SENTENCIA CONSTITUCIONAL PLURINACIONAL 1691/2014
Tribunal Constitucional Plurinacional de Bolivia

SENTENCIA CONSTITUCIONAL PLURINACIONAL 1691/2014

Fecha: 29-Ago-2014

a)

Al respecto, es menester señalar que el procedimiento abreviado, reconocido por la norma adjetiva penal como una forma de conclusión del proceso y salida alternativa, merece una tramitación especial y requiere de ciertos presupuestos que deben cumplirse de conformidad con el art. 374 del CPP, mismos que básicamente pueden sintetizarse en: a) La acreditación de la existencia del hecho delictivo y la participación del imputado; y, b) La existencia de una libre manifestación de la voluntad del acusado para renunciar al juicio oral ordinario y además para reconocer su culpabilidad en la comisión del hecho delictivo que se le imputa.

Asimismo, el tercer párrafo del art. 373 del citado Código, faculta al juez de la causa al rechazo de la solicitud de aplicación de procedimiento abreviado, sosteniendo que: “En caso de oposición fundada de la víctima o que el procedimiento común permita un mejor conocimiento de los hechos, el juez podrá negar la aplicación del procedimiento abreviado”.

En el presente caso, el accionante por acuerdo (fs. 36) y memorial (fs. 37 y vta.) admite el hecho y su participación en el mismo, solicitando por medio del Ministerio Público se le aplique procedimiento abreviado, emitiéndose el requerimiento fiscal correspondiente (Conclusión II.3), que en lo referente a la prueba que acredita los hechos, sostiene: “…aclaro que todas las actuaciones y evidencias acumuladas fueron presentadas ante su Juzgado a momento de considerar la Imputación Formal y la aplicación de Medidas Cautelares…”, requerimiento que fue rechazado por la Jueza demandada mediante Auto de 22 de noviembre de 2013 (Conclusión II.4), con el fundamento de que el accionante tendría antecedentes penales, a pesar de que el requerimiento fiscal los desvirtuaba; y, posteriormente, ante una nueva solicitud de aplicación de procedimiento abreviado, la autoridad demandada por Auto de 11 de diciembre de igual año (Conclusión II.6), rechazó nuevamente la aplicación del procedimiento abreviado a cuyo efecto citó la SC 1659/2004-R, la cual sostiene que el requerimiento fiscal debe encontrarse debidamente fundamentado, así, efectuando una interpretación amplia de dicha decisión, señaló que la fundamentación debe extenderse, también, a la solicitud de la pena; en base a ello y observando que en el presente caso el Ministerio Público no tomó en cuenta que el imputado tenía antecedentes penales, dispuso se presente acusación, observando además que: “EL actuar de los Srs.
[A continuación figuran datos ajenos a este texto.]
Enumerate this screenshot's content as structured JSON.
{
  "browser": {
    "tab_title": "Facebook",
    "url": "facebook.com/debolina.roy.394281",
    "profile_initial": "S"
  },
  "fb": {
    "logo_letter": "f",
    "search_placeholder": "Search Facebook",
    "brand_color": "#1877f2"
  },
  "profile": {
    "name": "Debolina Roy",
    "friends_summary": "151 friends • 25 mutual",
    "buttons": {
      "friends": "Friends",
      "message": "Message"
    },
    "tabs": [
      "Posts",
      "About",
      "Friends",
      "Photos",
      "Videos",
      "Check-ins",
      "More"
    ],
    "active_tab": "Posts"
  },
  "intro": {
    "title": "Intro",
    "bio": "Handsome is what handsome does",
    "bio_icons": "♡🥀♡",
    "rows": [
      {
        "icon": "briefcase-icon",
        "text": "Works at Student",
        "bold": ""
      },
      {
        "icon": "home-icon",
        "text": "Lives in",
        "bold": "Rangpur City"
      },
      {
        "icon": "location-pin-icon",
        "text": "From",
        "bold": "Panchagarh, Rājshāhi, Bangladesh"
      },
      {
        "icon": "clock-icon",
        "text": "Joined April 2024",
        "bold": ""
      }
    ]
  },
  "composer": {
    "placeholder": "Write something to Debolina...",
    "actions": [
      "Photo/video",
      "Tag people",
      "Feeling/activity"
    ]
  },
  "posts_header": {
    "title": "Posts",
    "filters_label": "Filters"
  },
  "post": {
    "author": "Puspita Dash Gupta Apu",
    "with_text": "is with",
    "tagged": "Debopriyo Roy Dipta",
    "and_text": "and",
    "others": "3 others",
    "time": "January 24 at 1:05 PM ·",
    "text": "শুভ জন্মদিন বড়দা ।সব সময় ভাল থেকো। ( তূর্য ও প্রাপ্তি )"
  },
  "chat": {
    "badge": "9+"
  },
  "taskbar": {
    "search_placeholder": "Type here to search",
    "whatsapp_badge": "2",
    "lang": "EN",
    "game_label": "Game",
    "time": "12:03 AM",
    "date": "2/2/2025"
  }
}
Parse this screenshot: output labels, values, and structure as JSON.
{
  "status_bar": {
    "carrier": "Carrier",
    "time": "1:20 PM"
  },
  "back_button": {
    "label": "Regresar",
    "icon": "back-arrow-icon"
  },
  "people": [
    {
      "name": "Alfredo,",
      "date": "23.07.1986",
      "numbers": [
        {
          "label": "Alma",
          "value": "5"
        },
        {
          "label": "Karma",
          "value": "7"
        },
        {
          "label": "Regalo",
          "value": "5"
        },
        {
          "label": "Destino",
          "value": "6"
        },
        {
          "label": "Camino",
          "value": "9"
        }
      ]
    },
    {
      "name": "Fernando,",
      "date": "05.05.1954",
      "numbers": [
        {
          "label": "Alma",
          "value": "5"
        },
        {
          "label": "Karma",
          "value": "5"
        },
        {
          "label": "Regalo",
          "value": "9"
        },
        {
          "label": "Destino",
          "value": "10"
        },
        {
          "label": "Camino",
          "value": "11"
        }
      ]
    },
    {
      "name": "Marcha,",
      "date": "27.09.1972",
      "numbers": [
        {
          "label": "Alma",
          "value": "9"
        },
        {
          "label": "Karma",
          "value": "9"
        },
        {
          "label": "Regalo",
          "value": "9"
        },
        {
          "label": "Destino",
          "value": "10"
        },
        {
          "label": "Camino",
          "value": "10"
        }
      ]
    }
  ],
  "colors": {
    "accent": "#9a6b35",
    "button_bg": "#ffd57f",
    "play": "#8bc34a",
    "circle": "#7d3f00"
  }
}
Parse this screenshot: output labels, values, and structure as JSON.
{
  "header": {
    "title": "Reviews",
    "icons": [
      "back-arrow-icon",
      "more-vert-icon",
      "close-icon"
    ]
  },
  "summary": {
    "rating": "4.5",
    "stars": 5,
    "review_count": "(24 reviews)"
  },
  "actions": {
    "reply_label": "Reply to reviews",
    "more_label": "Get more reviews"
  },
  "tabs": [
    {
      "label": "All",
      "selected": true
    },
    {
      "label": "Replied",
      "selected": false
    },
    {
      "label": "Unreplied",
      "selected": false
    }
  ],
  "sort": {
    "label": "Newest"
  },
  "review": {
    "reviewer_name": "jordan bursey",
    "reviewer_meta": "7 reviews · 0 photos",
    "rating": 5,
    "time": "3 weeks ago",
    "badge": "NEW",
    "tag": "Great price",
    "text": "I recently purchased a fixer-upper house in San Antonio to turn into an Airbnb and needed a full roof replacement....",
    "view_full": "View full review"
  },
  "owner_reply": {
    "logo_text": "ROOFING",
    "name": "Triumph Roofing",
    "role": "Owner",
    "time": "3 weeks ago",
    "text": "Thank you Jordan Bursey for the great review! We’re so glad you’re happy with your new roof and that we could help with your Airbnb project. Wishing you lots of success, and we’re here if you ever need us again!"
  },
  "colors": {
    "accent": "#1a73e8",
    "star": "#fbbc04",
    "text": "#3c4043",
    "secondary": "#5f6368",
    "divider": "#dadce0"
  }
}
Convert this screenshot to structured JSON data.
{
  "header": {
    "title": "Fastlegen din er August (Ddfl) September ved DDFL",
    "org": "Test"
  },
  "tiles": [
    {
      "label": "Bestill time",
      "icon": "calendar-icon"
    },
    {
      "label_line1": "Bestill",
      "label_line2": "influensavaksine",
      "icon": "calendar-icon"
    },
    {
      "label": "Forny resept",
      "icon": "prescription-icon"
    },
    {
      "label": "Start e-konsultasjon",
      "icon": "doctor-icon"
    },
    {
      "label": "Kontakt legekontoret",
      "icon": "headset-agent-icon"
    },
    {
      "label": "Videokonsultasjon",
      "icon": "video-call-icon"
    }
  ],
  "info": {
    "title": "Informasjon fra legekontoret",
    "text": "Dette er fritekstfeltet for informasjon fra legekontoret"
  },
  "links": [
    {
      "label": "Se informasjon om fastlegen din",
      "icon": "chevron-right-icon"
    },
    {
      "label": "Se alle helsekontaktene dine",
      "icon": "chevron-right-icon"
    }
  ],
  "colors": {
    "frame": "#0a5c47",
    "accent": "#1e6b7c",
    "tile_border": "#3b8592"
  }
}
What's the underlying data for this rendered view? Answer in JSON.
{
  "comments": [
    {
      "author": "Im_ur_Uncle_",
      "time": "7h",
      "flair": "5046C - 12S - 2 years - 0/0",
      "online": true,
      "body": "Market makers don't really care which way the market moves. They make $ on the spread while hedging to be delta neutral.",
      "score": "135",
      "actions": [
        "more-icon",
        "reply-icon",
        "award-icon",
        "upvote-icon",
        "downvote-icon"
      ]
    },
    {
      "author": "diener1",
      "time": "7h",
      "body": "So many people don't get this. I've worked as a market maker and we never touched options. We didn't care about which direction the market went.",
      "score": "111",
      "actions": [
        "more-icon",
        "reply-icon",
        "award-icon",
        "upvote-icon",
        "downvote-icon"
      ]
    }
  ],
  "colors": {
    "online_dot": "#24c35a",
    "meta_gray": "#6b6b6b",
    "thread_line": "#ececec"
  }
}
Fiscales a su turno asignados al presente caso, CONSTITUYE FALTA GRAVE FORMULAR REQUERIMIENTOS, RESOLUCIONES INDEBIDAS O INSUFICIENTES, FUNDADAS CON EL FIN DE PERJUDICAR O BENEFICIAR A UNA DE LAS PARTES art. 121 numeral 18 de LEY ORGANICA DEL INISTERI PUBLICO” (sic).

De lo expuesto se extrae que, la Jueza demandada efectuó una interpretación amplia del art. 373 del CPP, que -a su criterio- le faculta a rechazar la aplicación de procedimiento abreviado por falta de fundamentación no solo del hecho, sino de la pena solicitada por el Ministerio Público, de forma que entendió que como autoridad judicial le correspondía controlar la proporcionalidad de la pena.

En este sentido, debe recordarse que en el procedimiento abreviado, el ordenamiento jurídico otorga al Ministerio Público la facultad discrecional para solicitar la aplicación de una pena de acuerdo a las posibilidades que cada tipo penal permita; así, a manera de ejemplo, en el juzgamiento de un delito de homicidio (art. 251 del CP), penado entre cinco a veinte años, se cuenta con un amplio margen de negociación entre el imputado y el Ministerio Público, mismo que no se cuenta en el delito de asesinato (art. 252 del CPP), cuya pena únicamente puede ser de treinta años; en ese sentido, si el juez de instrucción en lo penal controlara también el quantum de la pena solicitada, sencillamente el procedimiento abreviado se transformaría en otro proceso penal, desvirtuándose su naturaleza jurídica que atiende a los principios de celeridad y de economía procesal.